Commissioning - Health Committee Contents


Written evidence from Professor Martin Roland (COM 129)

  Professor Martin Roland, General Practitioner and Professor of Health Services Research, University of Cambridge. Oral evidence to be given 16 November.

  1.  The history of primary care led commissioning in the NHS is not encouraging. GPs took slowly to the introduction of fundholding in 1991. A few enthusiasts improved care for their patients, but overall, the effect was modest. Inequalities in care increased and GPs were not strategic in their purchasing decisions. The limited initial scope of fundholding was extended in 1995 under a scheme called "total purchasing", but that model didn't really get going before it was abolished by the incoming Labour government in 1998. Primary care trusts proved to be risk averse, bureaucratic, and ineffective commissioners, which led the government to revert to giving GPs notional budgets under "practice based commissioning" in 2004. The effects were again patchy, with GPs slow to get involved and with mixed levels of enthusiasm. By 2009, substantial numbers were engaged and starting to show some success in improving services. Despite that, practice based commissioning was described by the government's own primary care tsar as "a corpse not fit for resuscitation".

  2.  Despite this discouraging experience, the idea persists that GPs hold the key to effective purchasing of high quality care for their patients. Current proposals to form GP commissioning groups will give them the biggest challenge of a generation—with 75% of the NHS budget under the control of GP practices. The risks of the scheme have been well rehearsed: GPs don't want to hold budgets, they haven't got the skills, they will need extensive management support, and multiple purchasers will cause contracting chaos especially in big cities. In order for GP Commissioning to be successful in its new guise, a number of things are needed.

  3.  The first is for a sufficient number of GP leaders. Not all GPs have to be actively involved in commissioning, but substantial numbers do. Their motivation has to be to improve care for patients. The Royal College of General Practitioners sets out the values that define the profession—high quality technical care, personal care, continuity of care, and a commitment to individual patients that makes being a GP a profession rather than just a job. The College will be providing advice and support to GPs in their commissioning roles. This will be very important at a time when support will also be offered by private corporations who may not share these values. Management support for commissioning will be a significant challenge as the commissioning reforms are being brought during a period when the NHS plans a 45% reduction in management costs.

  4.  GPs face a number of potential conflicts of interest. Of these the most important is that GPs may have a financial incentive not to refer patients even when they believe that they would benefit clinically from a specialist opinion. The second is that GPs as both commissioners and providers may be able to commission care from themselves or from provider organisations in which they have a financial interest. These conflicts of interest will be easier to manage if GPs can neither make substantial personal profits from commissioning nor put their practices at risk of major financial loss.

  5.  The formula that government decides to use to distribute budgets to GP commissioning groups has the potential to cause major instability. An untested resource allocation formula (the Carr Hill formula) was introduced with the 2004 GP contract and had to be rapidly replaced as the sole basis for resource allocation because it produced large and unexpected changes to practice budgets. If the government pilots nothing else, it must pilot a range of resource allocation formulas before giving commissioning groups their budgets.

  6.  Commissioning groups will also have to learn how to manage risk, either through arrangements that limit the cost to their budget of individual patients, or by insuring, or by pooling risk. They must make certain that patients with complex or expensive needs can register easily with a GP and receive the care they need.

  7.  GPs should generally form large geographically defined groupings. This will reduce the turmoil that multiple small purchasers will create, will allow them to be more effective commissioners, and will help integration with community and local authority services. However, they will need smaller subgroups for quality improvement and clinical audit to be effective. One size will not fit all the functions required of a commissioning group. GPs must also develop close relationships with hospital specialists and social care providers: purchasers and providers must work together to deliver the integrated care that their increasingly elderly populations need.

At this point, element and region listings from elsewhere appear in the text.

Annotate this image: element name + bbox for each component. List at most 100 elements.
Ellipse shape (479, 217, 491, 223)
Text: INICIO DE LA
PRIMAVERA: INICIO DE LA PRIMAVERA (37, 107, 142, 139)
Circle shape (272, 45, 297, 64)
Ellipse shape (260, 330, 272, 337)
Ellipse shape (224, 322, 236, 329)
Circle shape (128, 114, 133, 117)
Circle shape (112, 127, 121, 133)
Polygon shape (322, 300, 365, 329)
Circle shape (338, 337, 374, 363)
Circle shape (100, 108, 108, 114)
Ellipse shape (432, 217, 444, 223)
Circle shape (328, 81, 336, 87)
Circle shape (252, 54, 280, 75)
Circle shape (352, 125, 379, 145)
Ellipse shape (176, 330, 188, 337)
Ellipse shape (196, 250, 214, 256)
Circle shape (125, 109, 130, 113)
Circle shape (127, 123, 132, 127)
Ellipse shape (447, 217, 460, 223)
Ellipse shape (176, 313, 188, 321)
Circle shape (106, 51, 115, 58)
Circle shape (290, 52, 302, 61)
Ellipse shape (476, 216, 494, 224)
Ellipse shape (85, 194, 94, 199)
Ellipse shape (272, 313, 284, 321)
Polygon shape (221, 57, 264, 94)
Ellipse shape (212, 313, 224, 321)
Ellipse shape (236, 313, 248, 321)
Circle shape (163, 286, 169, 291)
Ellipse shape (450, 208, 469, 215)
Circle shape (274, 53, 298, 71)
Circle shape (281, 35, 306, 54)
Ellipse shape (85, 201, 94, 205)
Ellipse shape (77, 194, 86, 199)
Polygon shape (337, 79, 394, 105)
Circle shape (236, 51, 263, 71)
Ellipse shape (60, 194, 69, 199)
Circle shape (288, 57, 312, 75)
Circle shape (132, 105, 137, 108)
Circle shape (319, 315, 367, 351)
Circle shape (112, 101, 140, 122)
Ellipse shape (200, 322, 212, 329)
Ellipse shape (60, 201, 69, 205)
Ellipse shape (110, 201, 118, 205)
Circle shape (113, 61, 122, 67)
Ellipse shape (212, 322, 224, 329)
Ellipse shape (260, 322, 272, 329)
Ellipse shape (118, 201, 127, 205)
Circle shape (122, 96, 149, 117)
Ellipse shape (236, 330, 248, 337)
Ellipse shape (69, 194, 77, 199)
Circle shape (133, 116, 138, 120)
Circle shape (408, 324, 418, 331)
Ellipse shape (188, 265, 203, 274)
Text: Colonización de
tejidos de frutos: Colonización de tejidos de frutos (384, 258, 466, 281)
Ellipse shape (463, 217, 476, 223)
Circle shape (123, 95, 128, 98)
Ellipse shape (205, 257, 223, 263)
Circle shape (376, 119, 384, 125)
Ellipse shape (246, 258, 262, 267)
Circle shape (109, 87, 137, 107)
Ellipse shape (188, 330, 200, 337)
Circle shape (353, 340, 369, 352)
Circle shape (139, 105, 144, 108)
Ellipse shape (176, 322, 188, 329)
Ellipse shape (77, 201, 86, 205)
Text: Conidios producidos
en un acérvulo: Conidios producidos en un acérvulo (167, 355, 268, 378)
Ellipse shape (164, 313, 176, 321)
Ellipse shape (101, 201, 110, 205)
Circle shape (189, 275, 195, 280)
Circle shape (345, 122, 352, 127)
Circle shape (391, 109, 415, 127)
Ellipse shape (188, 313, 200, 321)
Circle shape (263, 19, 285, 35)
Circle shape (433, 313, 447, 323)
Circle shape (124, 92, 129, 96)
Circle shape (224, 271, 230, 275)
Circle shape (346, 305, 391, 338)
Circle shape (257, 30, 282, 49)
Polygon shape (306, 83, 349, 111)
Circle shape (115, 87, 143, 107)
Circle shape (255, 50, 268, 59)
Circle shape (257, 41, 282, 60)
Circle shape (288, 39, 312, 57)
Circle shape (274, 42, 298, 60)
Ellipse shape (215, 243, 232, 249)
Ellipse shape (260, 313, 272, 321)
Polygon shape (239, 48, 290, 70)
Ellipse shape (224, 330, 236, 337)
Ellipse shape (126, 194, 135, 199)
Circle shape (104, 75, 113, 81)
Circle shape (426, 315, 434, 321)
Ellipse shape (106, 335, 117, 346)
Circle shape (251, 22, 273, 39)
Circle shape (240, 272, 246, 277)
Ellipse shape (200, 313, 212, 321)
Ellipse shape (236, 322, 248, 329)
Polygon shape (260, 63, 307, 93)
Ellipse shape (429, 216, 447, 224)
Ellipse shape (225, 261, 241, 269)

  8.  In developing and commissioning pathways of care, GP commissioning groups will need to develop and maintain close links with local specialists. This is essential to provide the integrated care that the increasingly elderly population needs. There is concern that the policy of allowing "any wiling provider" to bid for services may prevent GPs developing close links with specialists. Monitor must establish rules for tendering which do not stand in the way of GPs and specialists planning coordinated care for their populations of patients.

  9.  Government must be encouraged to have the patience to see these reforms through. Major health service reforms cause years of disruption and it may take four or five years just to get back to where we are now. Research should inform changes along the way, but two full parliaments will be needed to know whether the latest commissioning experiment has been successful.